Cuando no podemos scrollear al otro
«La mayoría de las personas tiene fatiga social luego de socializar durante tres horas», decía el titular de noticias que circuló hace unas semanas y muchas personas confirmaban sentir eso. El economista Melconian, en otro tipo de conversación, expresó: “Ha fracasado la política económica y hay fatiga social». Desde distintos sectores y enfoques, el concepto de fatiga social aparece en el radar. En esta nota, Camila Monsó comparte algunas hipótesis acerca de qué se trata y por qué nos pasa esto.

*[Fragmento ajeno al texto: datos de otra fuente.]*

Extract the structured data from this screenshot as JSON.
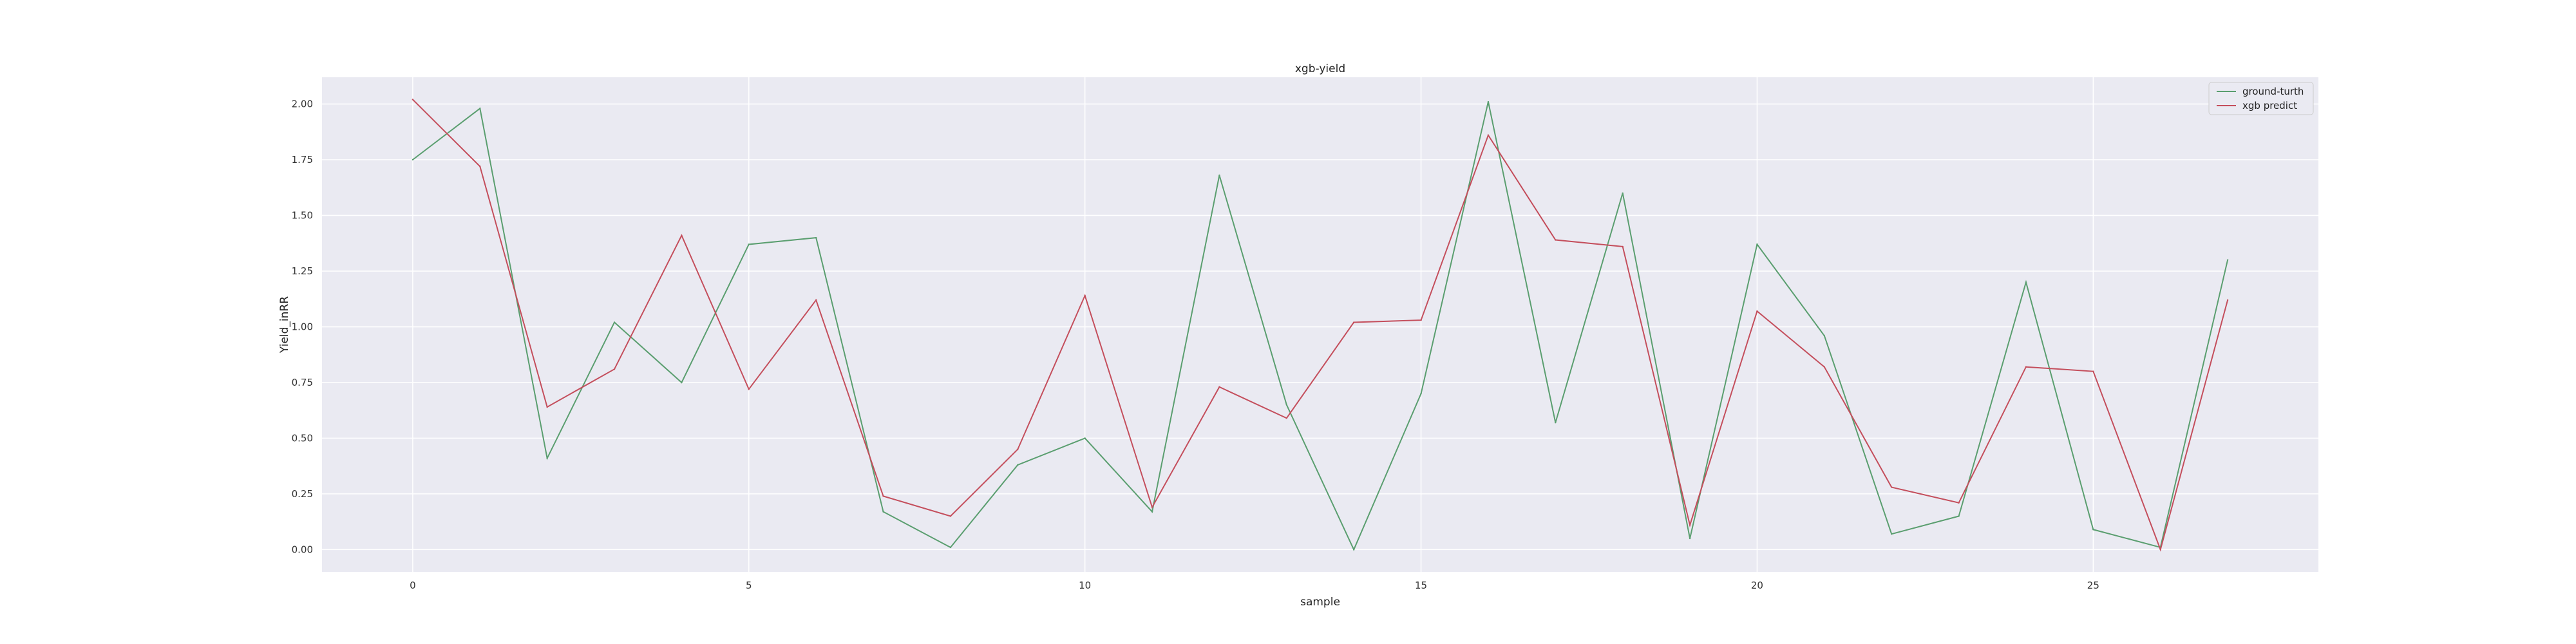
{
  "chart_data": {
    "type": "line",
    "title": "xgb-yield",
    "xlabel": "sample",
    "ylabel": "Yield_inRR",
    "xlim": [
      -1.35,
      28.35
    ],
    "ylim": [
      -0.1,
      2.12
    ],
    "xticks": [
      0,
      5,
      10,
      15,
      20,
      25
    ],
    "yticks": [
      0.0,
      0.25,
      0.5,
      0.75,
      1.0,
      1.25,
      1.5,
      1.75,
      2.0
    ],
    "ytick_labels": [
      "0.00",
      "0.25",
      "0.50",
      "0.75",
      "1.00",
      "1.25",
      "1.50",
      "1.75",
      "2.00"
    ],
    "grid": true,
    "legend_position": "top-right",
    "x": [
      0,
      1,
      2,
      3,
      4,
      5,
      6,
      7,
      8,
      9,
      10,
      11,
      12,
      13,
      14,
      15,
      16,
      17,
      18,
      19,
      20,
      21,
      22,
      23,
      24,
      25,
      26,
      27
    ],
    "series": [
      {
        "name": "ground-turth",
        "color": "#5a9e6f",
        "values": [
          1.75,
          1.98,
          0.41,
          1.02,
          0.75,
          1.37,
          1.4,
          0.17,
          0.01,
          0.38,
          0.5,
          0.17,
          1.68,
          0.65,
          0.0,
          0.7,
          2.01,
          0.57,
          1.6,
          0.05,
          1.37,
          0.96,
          0.07,
          0.15,
          1.2,
          0.09,
          0.01,
          1.3
        ]
      },
      {
        "name": "xgb predict",
        "color": "#c44e5c",
        "values": [
          2.02,
          1.72,
          0.64,
          0.81,
          1.41,
          0.72,
          1.12,
          0.24,
          0.15,
          0.45,
          1.14,
          0.19,
          0.73,
          0.59,
          1.02,
          1.03,
          1.86,
          1.39,
          1.36,
          0.11,
          1.07,
          0.82,
          0.28,
          0.21,
          0.82,
          0.8,
          0.0,
          1.12
        ]
      }
    ]
  }
}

Por Camila Monsó para La tinta
Fatiga social
Es sábado y esperaste durante días el cumpleaños de una compañera de trabajo, una gran oportunidad para socializar. Llegás entusiasmada, la reunión parece animada. Varias personas hablan al mismo tiempo, tratás de seguir un hilo, pero el tono agudo de una chica te desconcentra. Mirás el celu, tenés un sinfín de notificaciones que olvidaste silenciar y, aunque te propusiste no hacerlo, leés que tu mamá no está bien. No es como para irse de la reunión, pero tampoco para olvidarse de eso. Un par hablan de bajar la panza para el verano, alguien hace comentarios sobre la inseguridad. Una de las personas habla mientras revisa su celular, no se entiende bien qué está diciendo, todo está como trabado. El chico que tenés sentado al lado ocupa con sus piernas abiertas casi todo el sillón y aunque se disculpa enérgicamente, ya es demasiado tarde: la batería social se ha agotado.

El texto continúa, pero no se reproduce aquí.